9. Erfüllungsort, Gerichtsstand und Verschiedenes
(1) Unser Sitz ist ausschließlicher Gerichtsstand für alle sich aus dem Vertragsverhältnis unmittelbar oder mittelbar ergebenden Streitigkeiten. Soweit wir mit dem Kunden nichts anders vereinbart haben, sind sämtliche Verpflichtungen aus dem Vertragsverhältnis an unserem Sitz zu erbringen.
(2) In jedem Fall, insbesondere auch bei grenzüberschreitenden Lieferungen, gilt das Recht der Bundesrepublik Deutschland unter Ausschluss des UN-Kaufrechts.
(3) Sollten einzelne Bestimmungen des Vertrages unwirksam oder nichtig sein oder werden, so wird hierdurch die Wirksamkeit des Vertrages im Übrigen nicht berührt. Die unwirksame oder nichtige Bestimmung gilt als durch eine solche Bestimmung ersetzt, welche dem wirtschaftlichen Sinn und Zweck der unwirksamen oder nichtigen Bestimmung in rechtswirksamer Weise am nächsten kommt. Die vorstehende Regelung gilt entsprechend bei Regelungslücken. Sollte die unwirksame oder nichtige Bestimmung eine Allgemeine Geschäftsbedingung iSd § 305 BGB sein, gelten abweichend von Vorstehendem die § 306 I und II BGB.

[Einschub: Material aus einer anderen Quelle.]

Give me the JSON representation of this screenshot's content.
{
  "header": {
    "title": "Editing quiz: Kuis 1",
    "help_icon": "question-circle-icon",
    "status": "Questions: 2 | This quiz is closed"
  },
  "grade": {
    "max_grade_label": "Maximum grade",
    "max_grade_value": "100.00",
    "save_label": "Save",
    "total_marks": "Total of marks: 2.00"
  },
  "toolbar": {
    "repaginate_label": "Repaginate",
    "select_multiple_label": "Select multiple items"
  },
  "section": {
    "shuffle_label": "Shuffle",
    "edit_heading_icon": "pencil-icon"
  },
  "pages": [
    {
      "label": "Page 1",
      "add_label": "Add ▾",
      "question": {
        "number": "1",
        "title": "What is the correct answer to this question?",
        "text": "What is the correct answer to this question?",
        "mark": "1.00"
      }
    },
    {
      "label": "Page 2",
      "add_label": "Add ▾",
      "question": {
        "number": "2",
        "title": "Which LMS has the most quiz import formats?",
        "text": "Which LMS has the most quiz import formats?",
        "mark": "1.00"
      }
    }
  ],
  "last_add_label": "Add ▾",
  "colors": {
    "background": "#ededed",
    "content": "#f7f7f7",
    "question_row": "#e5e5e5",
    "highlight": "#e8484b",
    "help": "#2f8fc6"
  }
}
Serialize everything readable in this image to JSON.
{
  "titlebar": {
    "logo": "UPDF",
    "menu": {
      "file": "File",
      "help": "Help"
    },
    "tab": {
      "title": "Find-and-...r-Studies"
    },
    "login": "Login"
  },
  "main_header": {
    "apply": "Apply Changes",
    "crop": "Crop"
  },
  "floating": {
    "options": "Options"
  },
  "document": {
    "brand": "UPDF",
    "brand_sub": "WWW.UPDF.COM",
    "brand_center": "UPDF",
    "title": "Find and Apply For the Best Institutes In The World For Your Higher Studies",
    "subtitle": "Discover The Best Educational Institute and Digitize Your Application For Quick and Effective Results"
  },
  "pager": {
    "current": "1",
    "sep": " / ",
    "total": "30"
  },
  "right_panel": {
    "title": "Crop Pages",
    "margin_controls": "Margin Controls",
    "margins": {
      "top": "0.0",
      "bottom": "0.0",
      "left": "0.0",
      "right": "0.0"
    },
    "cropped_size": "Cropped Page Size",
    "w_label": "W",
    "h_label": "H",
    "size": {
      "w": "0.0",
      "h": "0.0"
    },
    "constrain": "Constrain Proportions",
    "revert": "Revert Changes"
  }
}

(4) Keine Handlung von uns, außer einer ausdrücklich schriftlichen Verzichtserklärung, stellt einen Verzicht auf ein uns aus dem Vertrag, diesen Geschäftsbedingungen oder dem Gesetz zustehendes Recht dar. Ein Verzug bei der Wahrnehmung unserer Rechte gilt ebenfalls nicht als Verzicht auf das betroffene Recht. Ein einmaliger Verzicht auf ein Recht gilt nicht als Verzicht auf dieses Recht bei einer anderen Gelegenheit.